Zwölf Fermionen sind genug
Redaktion
/ Pressemitteilung des Karlsruher Instituts für Technologie (KIT) astronews.com
19. Dezember 2012
Wie viele Fermionen gibt es in der Natur? Mit dieser Frage
beschäftigen sich Teilchenphysiker schon seit langer Zeit. Existieren vielleicht
mehr als die zwölf bereits bekannten Materieteilchen des Standardmodells? Eine
kürzlich veröffentlichte Analyse aller bisher verfügbaren Daten kommt nun zu
einem recht eindeutigen Ergebnis: Zwölf Fermionen sind der Natur genug.
Die Daten der großen Detektoren wie dem CMS am
CERN in Genf ermöglichten die jetzt vorgestellte
Analyse.
Bild: KIT/ Markus Breig |
Fermionen, manchmal auch als "Materieteilchen" bezeichnet, bilden die
elementaren Bausteine der Materie. Alles, was wir auf der Erde oder durch
Teleskope sehen, ist aus ihnen aufgebaut. "Aber lange Zeit war nicht klar, ob
wir alle Bausteine kennen", erklärt Ulrich Nierste, Professor am Karlsruher
Institut für Technologie (KIT). Das Standardmodell der Teilchenphysiker kennt
bislang zwölf Fermionen. Aufgrund ihrer ähnlichen Eigenschaften teilt man sie in
drei sogenannte Generationen aus jeweils vier Teilchen ein.
Nur die erste Generation kommt in nennenswerter Menge außerhalb von
Teilchenbeschleunigern vor. Zu ihr gehören das Elektron, das Elektronneutrino
sowie das up-Quark und das down-Quark. Aus up- und down-Quarks sind schwerere
Teilchen wie Protonen und Neutronen und damit alle Elemente des Periodensystems
aufgebaut. In der zweiten und dritten Generation finden sich weitere Quark- und
Neutrino-Varianten sowie das Myon und das Tau-Lepton.

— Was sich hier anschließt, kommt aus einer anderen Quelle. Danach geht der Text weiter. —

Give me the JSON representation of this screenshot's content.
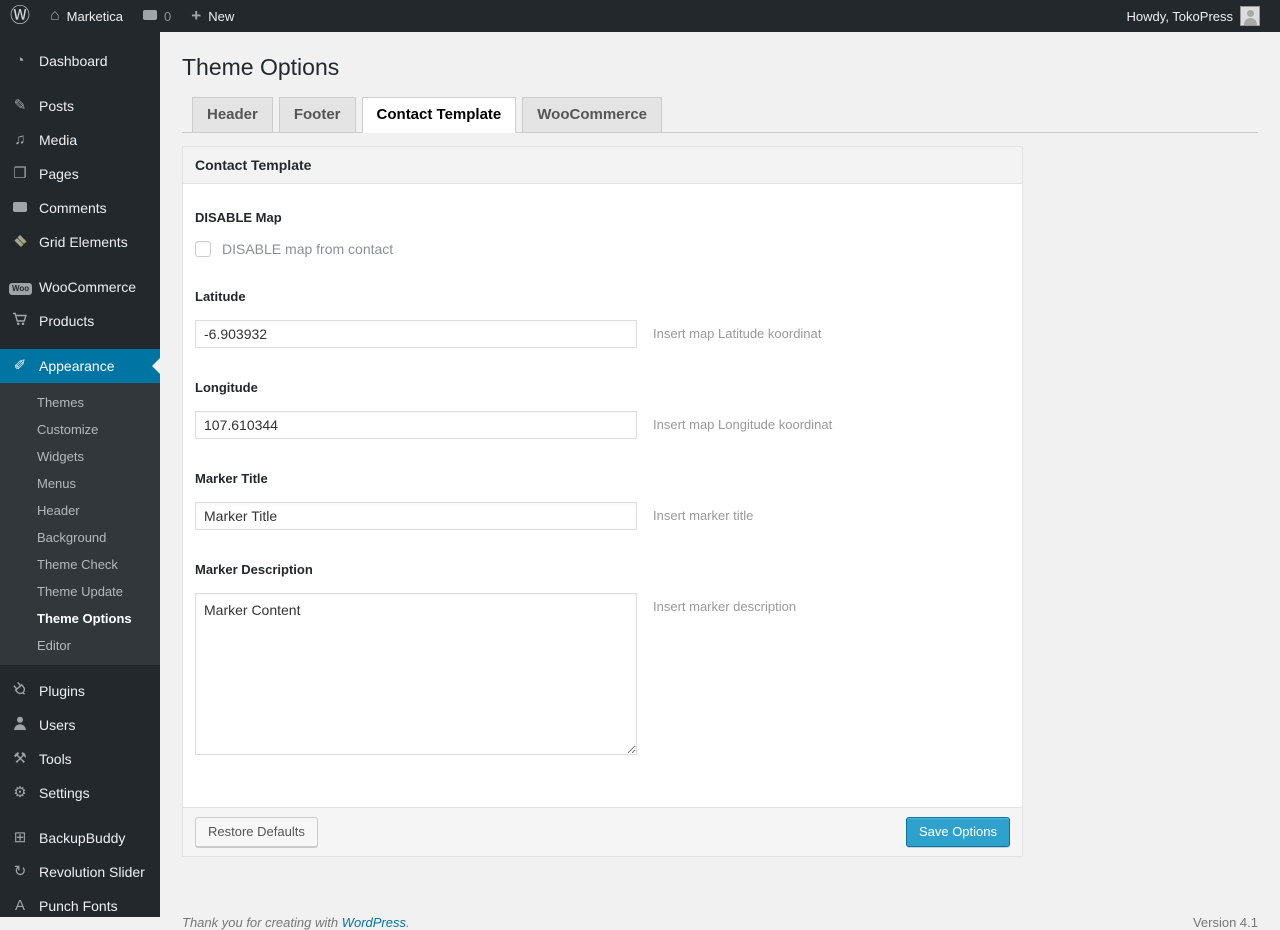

Doch warum gibt es in der Natur überhaupt diese zweite und dritte Generation
von Elementarteilchen und gibt es vielleicht sogar noch eine vierte, bislang
unentdeckte Generation? Mit dieser Frage hat sich nun eine Gruppe von
Teilchenphysikern vom KIT, der Humboldt-Universität in Berlin und des CERN in
Genf beschäftigt und glaubt zumindest eine Frage nun endgültig beantworten zu
können: Im Standardmodell der Teilchenphysik, so die Wissenschaftler, gibt es
genau drei Fermionen-Generationen.
Für ihre Analyse kombinierten die Forscher die neusten Daten, die mit den
Teilchenbeschleunigern Large Hadron Collider (LHC) am Genfer CERN und
Tevatron des Fermilab im US-Bundesstaat Illinois gesammelt wurden,
sowie viele bekannte Messergebnisse zu Teilchen wie dem Z-Boson oder dem
top-Quark. Eine statistische Analyse ergab dann, dass mit einer
Wahrscheinlichkeit von 99,99999 Prozent die Existenz von weiteren Fermionen
ausgeschlossen werden kann.
Die wichtigste Rolle spielten dabei die Daten über das vor kurzem mit hoher
Wahrscheinlichkeit entdeckte Higgs-Teilchen. Das Higgs-Teilchen gibt allen anderen Teilchen
ihre Masse. Da zusätzliche Fermionen in Beschleunigerexperimenten nicht direkt
nachgewiesen wurden, müssen sie schwerer sein als die bisher bekannten
Fermionen. Das würde bedeuten, dass sie auch stärker mit dem Higgs-Teilchen
wechselwirken müssten. Diese Wechselwirkung würde die Eigenschaften des Higgs-Teilchens
derart verändern, dass man es noch nicht hätten nachweisen können.
Mit dem Ausschluss der vierten Fermionen-Generation ist die erste der
bekannteren offenen Frage der Teilchenphysik durch Messungen des neuen
Beschleunigerringes LHC am CERN gelöst worden. "Das Standardmodell der
Teilchenphysik kann nun bei den Fermionen als abgeschlossen betrachtet werden",
so Nierste, der auch an der Studie beteiligt war. Dennoch würden weitere
spannende Fragen bleiben: So interessieren sich die Forscher etwa für die
genauen Eigenschaften des gerade entdeckten Higgs-Teilchens oder den Grund
dafür, warum es im Universum mehr Materie als Antimaterie gibt.
Die Teilchenphysiker veröffentlichten ihre Ergebnisse jetzt in der Fachzeitschrift Physical Review Letters.